Friday, March 4, 2022

USask wastewater COVID detectives’ paper is a roadmap for other scientists






Turns out this is the way to determine near real time presense of a viral pathogen within a population.
Better yet, it lags real time by  about a week.  Since real time cannot be readily measured in that week, this is surely the best all around solution to the population testing problem and needs global implimentation.

It is not just virus problems eithert although the sheer engagement of a virus will produce the test weight.  A single case of an obscure tropical patogen such as malaria would likely be never detected.

Yet for a problem piggy backed on the common cold, this is a god send as it provides a clear backgoroud reading as well.



USask wastewater COVID detectives’ paper is a roadmap for other scientists

SASKATOON – University of Saskatchewan (USask) researchers set up a wastewater monitoring program that’s become the province’s sole reliable source for data on the prevalence of COVID-19. Now they have published a paper that provides a blueprint for other scientists to emulate their work.

“The paper lays out in great detail how we do everything—how to normalize the data for population and take care of different variants and things like that,” said USask toxicologist Dr. John Giesy (PhD), lead author of the paper published Feb. 23 in a special issue of the high-impact journal ACS ES&T Water.

The highly technical paper isn’t aimed at a general audience. Instead, it sets out the research team’s standard operating procedures for other scientists to follow, describing in detail how to sample the wastewater, perform analyses, ensure quality control, and perform the requisite calculations.

Along with Giesy, Dr. Markus Brinkmann (PhD) and Dr. Kerry McPhedran (PhD)—the public faces of the COVID-19 team for the past 18 months—the list of authors collaborating on the paper includes seven other USask researchers, Saskatoon’s wastewater plant operator, two scientists from the National Microbiology Lab in Winnipeg, and a researcher from the University of Waterloo.

Since the arrival of COVID-19 in Saskatchewan, results of USask’s wastewater analysis have been published online in a dashboard presented by a team at the university’s Global Institute for Water Security, with the most recent data indicating Saskatoon’s prevalence of infections at the highest rate ever.

“The key thing is we hear from public health that we are the only show in town, and that our numbers are extremely useful because, without testing and without isolating and contact tracing—all these things the province used to do—they have no other way to have any evidence of what’s going on,” said Giesy.

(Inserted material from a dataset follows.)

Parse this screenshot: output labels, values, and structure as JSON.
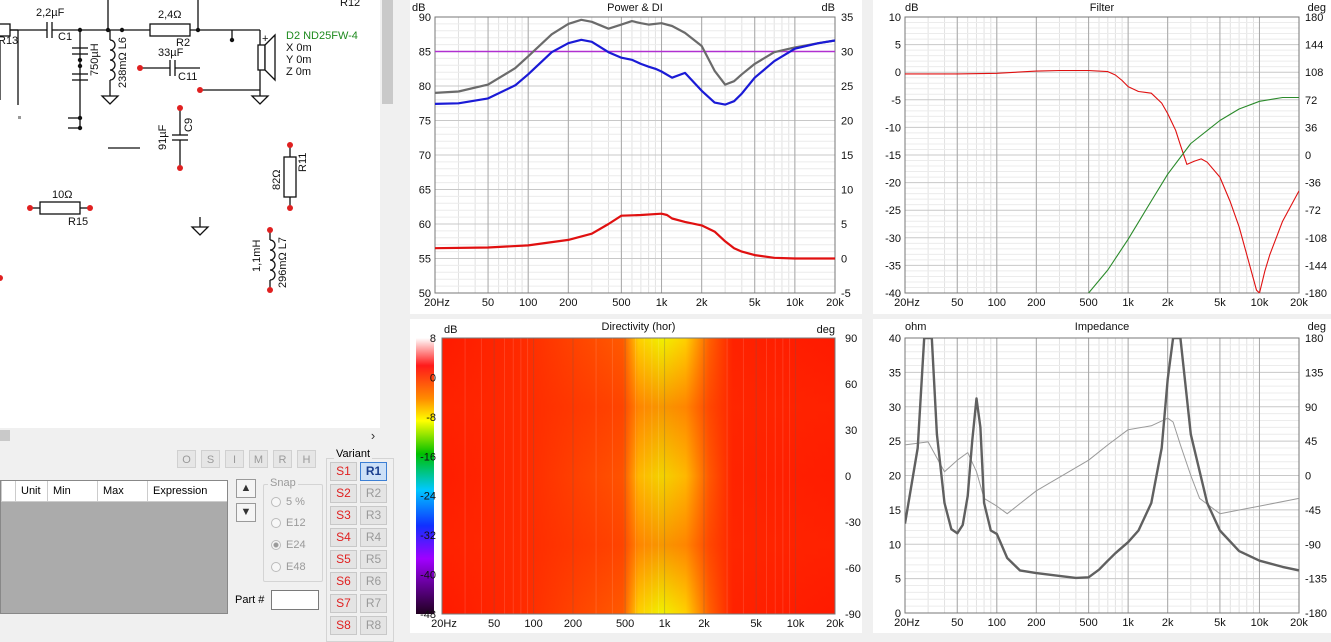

Brinkmann said “the Holy Grail” in wastewater analysis is to normalize the results to the general population, ensuring that the data accurately reflect what’s happening in the population.

During the first four waves of the pandemic, researchers could associate their virus load samples with the actual COVID-19 case numbers the province was reporting from PCR swab tests on individuals, with the samples acting as a leading indicator of infection rates by about one week. With the province no longer doing PCR confirmations of all positive cases, researchers for now are “hindcasting,” based on what they saw in the first four waves.

They also are investigating measuring what they term “markers of population” to calculate how many people were peeing and pooping into the wastewater stream on a particular day—using such indicators as the amount of artificial sweeteners from pop, caffeine, and ammonia from urine—and correlating it to the virus load.

The researchers were contacted a few weeks ago by Saskatchewan health officials, who wanted the wastewater analysis extended across the province from its current focus on Saskatoon, Prince Albert, North Battleford and two First Nations, Giesy said.

“We told them we shouldn’t be running a routine monitoring program,” he said. “It’s incumbent on us as university academic scientists to share that roadmap with the scientific community and transfer the technology. Health officials should be using that technology to do it or hiring a private contractor.”